The process of growing up – a process that seems to end only with physical expiration – is nothing if not a lengthy sorting task. Info goes in, filtered, considered, condensed or expanded, then kept or tossed. We are not static; in some way we change how and what we think every conscious day. There isn’t a point where anyone can say, “EeeYUP, that’s it, got it all, thanks,” and relax in certainty. Even if you SAY it and BELIEVE it, it still isn’t true. Your brain will keep working and sorting, despite any walls, fears, or laziness you may throw on it. It is a hungry machine. Information, feelings, values…all. One of the things you must sort out is a belief system, and then how much you believe your beliefs.

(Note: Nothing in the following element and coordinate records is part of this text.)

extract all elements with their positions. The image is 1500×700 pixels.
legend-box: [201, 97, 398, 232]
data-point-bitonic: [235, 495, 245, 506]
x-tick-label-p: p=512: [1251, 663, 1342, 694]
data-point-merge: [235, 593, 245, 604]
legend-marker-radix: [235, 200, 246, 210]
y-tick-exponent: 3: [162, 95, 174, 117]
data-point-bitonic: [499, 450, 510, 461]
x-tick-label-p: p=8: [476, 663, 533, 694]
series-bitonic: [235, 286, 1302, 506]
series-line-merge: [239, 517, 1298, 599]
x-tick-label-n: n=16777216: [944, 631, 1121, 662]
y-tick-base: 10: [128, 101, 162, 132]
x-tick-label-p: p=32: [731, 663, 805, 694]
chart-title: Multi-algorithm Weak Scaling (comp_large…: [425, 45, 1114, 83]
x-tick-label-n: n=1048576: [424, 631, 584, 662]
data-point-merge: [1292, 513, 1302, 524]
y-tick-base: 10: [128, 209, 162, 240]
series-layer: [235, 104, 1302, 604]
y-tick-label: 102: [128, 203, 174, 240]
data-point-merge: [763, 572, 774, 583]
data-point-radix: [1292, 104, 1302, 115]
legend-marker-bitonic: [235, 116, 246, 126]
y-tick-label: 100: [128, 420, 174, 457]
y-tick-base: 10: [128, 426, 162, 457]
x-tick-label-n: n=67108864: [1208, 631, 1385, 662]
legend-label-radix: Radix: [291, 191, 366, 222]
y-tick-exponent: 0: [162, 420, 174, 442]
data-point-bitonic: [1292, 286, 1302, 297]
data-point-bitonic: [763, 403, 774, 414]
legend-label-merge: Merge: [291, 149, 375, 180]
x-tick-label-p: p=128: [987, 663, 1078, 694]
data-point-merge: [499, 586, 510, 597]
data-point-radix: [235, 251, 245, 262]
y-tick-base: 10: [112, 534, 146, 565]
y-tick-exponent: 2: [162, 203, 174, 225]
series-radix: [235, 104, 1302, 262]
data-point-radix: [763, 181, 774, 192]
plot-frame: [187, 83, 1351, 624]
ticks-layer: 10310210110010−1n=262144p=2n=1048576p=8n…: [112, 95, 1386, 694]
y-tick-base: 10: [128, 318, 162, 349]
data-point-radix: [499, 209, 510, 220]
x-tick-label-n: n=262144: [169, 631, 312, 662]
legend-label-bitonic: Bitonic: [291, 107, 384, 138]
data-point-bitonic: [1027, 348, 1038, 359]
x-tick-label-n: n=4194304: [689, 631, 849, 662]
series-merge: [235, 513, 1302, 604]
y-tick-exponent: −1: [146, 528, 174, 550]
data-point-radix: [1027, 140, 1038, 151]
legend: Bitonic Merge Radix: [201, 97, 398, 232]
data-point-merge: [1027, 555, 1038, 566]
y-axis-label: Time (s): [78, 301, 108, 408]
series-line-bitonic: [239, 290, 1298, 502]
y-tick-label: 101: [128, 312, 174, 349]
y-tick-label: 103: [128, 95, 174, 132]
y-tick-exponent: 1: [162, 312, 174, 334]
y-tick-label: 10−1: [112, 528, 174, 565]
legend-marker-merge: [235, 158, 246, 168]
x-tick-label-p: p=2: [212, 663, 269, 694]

I was briefly raised in the Lutheran church. I say “briefly” because I bailed for good at age five. Tender age, I know, to embrace atheism, but that is how it went. I had two good reasons for refusing to attend church anymore. The one I told my appalled parents was that I didn’t believe in God because he wasn’t real. People kept talking about him like he was, but since I never saw any proof of his awesome power or commanding presence, I figured this dude was no more valid than the ghosts or monsters in my storybooks. At least the Tooth Fairy brought me some quarters. The reason I didn’t mention, figuring correctly that it would not hold much weight, was that I hated getting up early on Sundays and would much prefer to sleep in and eat the donuts my dad would bring from the bakery.

Why didn’t my folks’ make me go to church anyway? I can only guess, but it was probably some combination of not wanting to forever battle a surly, pouty, and resolute small mule, their quiet streaks of similar independence, and the fresh donuts. In later years – much, much later – both my conservative  parents would say that they thought organized religion was mostly crap, had some doubts about the whole higher-power thing, but weren’t totally giving up on some kind of…something. Spiro-tual Agnew-stics.

But for a few elementary-school summers, I threw my whole God Schmod attitude to the fresh-grass-and-farm-fertilizer-smelling wind, and eagerly signed up for Daily Vacation Bible School. As much as I desperately waited for summer break to arrive, the reality was that those three months were often incredibly boring. You could only ride your bike, watch TV soaps and game shows, listen to the radio, watch the clouds go by, try to catch fireflies in a jar, read, make up war games with the neighborhood kids so much…damn, that all sounds pretty sweet now. But nonetheless, the solitary organized option for summer fun was Bible School, which my mother thought might sneakily change my mind while stopping me from complaining to her in the kitchen how there was “nothing to dooooooooooooo.”

That first early morning getting ready for Bible School, the sun already brightly shining and making light patterns on the floor of said kitchen, I was in Mule Mode, pissed. My mom sending me to Bible School was just as much a horror as her making me cut my hair short against my Breck Girl wishes. We drove the few blocks over to the church, a disaster of modern architecture in anyone’s opinion, and she dropped me off. I am sure that I glowered so heavily it appeared as if my eyebrows had consumed my eyes.

Ready to be assaulted by religious rhetoric Romper Room, I waited, but the other Ked never dropped. Daily Vacation Bible School was…fun! Run by some high school/college kids, we played games, made crafts, did cool science experiments, ran races and obstacle courses. Jesus, too, seemed to be on vacation. The only time one was reminded that we were doing the Christian thing was at closing time before the moms would come bring us back home again for lunch. We would gather on the side lawn in a big circle and sing pop Christian songs like “Kumbaya” or “He’s Got the Whole World In His Hands,” sometimes “Amazing Grace.”

It was then that I first felt in my tiny gut, the uncomfortable rumble of being a hypocrite. I didn’t want to sing those songs, or say those words. It made me feel wrong inside, in my heart and head. It felt like I was lying, as small and meaningless as the action may seem now. It felt huge to me.

But, of course, I sang along. I sang along and clapped and smiled with the rest of the kids and the counselors. Bible School was fun, and I wanted to enjoy all the action. I worried if I said anything or refused to sing and clap and smile that I would be banished from this little Garden, bring shame upon my family, an extra bad thing being that my dad was mayor of the town at the time. Mouthing the words to hymns I hardly knew, I looked at the faces around me. How did they believe in this? Why? Why didn’t I? Why is it so wrong to feel like I did? Why were my beliefs unacceptable?

The cost was only to me, those summer mornings as the moms sat in their long station wagons, waiting for circle to finish up, impossible for anyone else to see.